Op basis van een diepgaande analyse hebben de onderzoekers bedrijven ingedeeld in drie zones. De groene zone houdt in dat de CEO-verloning in lijn ligt met het aandeelhoudersrendement. In de rode zone zitten bedrijven waar de remuneratie te hoog is in verhouding tot dat rendement. De gele zone bevat dan weer bedrijven waar het verloningspakket te laag is. 47 procent van de bedrijven zit in de groene zone, 29 procent in de rode zone en 24 procent in de gele zone. In België bevindt 56 procent van de beursgenoteerde bedrijven zich in de gezonde groene zone, 28 procent in de rode en 17 procent in de gele.

“We gingen ook na wat bedrijven kunnen doen om de verloning meer in lijn te brengen met het aandeelhoudersrendement”, zegt Marthe Van Hove. “Het helpt bijvoorbeeld dat je een insider-CEO hebt, iemand die intern is doorgegroeid. Die verdienen ook minder dan outsiders. Bedrijven met meer complexe systemen van managementverloning hebben minder kans om in de groene zone komen. Wellicht ook omdat het moeilijker is voor de raad van bestuur om de link te leggen tussen dat complexe pakket en de aandeelhouderswaarde.”
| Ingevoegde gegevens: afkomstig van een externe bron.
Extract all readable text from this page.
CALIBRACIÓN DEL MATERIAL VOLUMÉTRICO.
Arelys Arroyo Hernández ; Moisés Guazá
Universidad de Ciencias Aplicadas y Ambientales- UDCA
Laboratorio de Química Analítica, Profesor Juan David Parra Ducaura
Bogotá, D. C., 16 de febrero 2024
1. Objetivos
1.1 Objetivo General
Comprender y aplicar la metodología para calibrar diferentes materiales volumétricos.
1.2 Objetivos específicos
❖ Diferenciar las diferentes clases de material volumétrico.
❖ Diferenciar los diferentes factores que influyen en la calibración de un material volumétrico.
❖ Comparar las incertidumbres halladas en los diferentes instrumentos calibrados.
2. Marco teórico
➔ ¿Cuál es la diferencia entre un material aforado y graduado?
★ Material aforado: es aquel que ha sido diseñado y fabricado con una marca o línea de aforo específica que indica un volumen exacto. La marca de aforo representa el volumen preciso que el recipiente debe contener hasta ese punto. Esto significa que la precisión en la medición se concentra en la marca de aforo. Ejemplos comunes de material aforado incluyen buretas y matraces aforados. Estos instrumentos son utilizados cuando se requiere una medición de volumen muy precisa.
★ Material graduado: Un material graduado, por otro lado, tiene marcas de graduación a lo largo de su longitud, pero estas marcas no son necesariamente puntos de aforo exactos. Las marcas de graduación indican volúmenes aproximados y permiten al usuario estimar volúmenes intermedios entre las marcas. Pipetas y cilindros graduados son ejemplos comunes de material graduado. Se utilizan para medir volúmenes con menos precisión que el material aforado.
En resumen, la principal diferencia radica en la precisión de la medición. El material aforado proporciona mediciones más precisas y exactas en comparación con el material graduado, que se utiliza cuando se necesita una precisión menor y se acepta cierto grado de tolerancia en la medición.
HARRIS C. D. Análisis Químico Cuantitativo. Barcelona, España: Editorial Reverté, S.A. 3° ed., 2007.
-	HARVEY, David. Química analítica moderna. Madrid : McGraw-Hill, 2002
CEO’s van kleine Belgische bedrijven zien loon dalen

Het mediane verloningspakket van de CEO van een Bel-20-bedrijf steeg tussen 2022 en 2023 van 2,701 miljoen euro naar 2,810 miljoen euro. In de Bel-Mid-bedrijven ging het totale verloningspakket van de CEO van 868.303 euro in 2022 naar 1,061 miljoen euro. In de Bel-Small-bedrijven daalde het verloningspakket van 579.692 naar 545.705 euro. Die evolutie is al een paar jaar aan de gang en is deels een herstelbeweging na de coronajaren.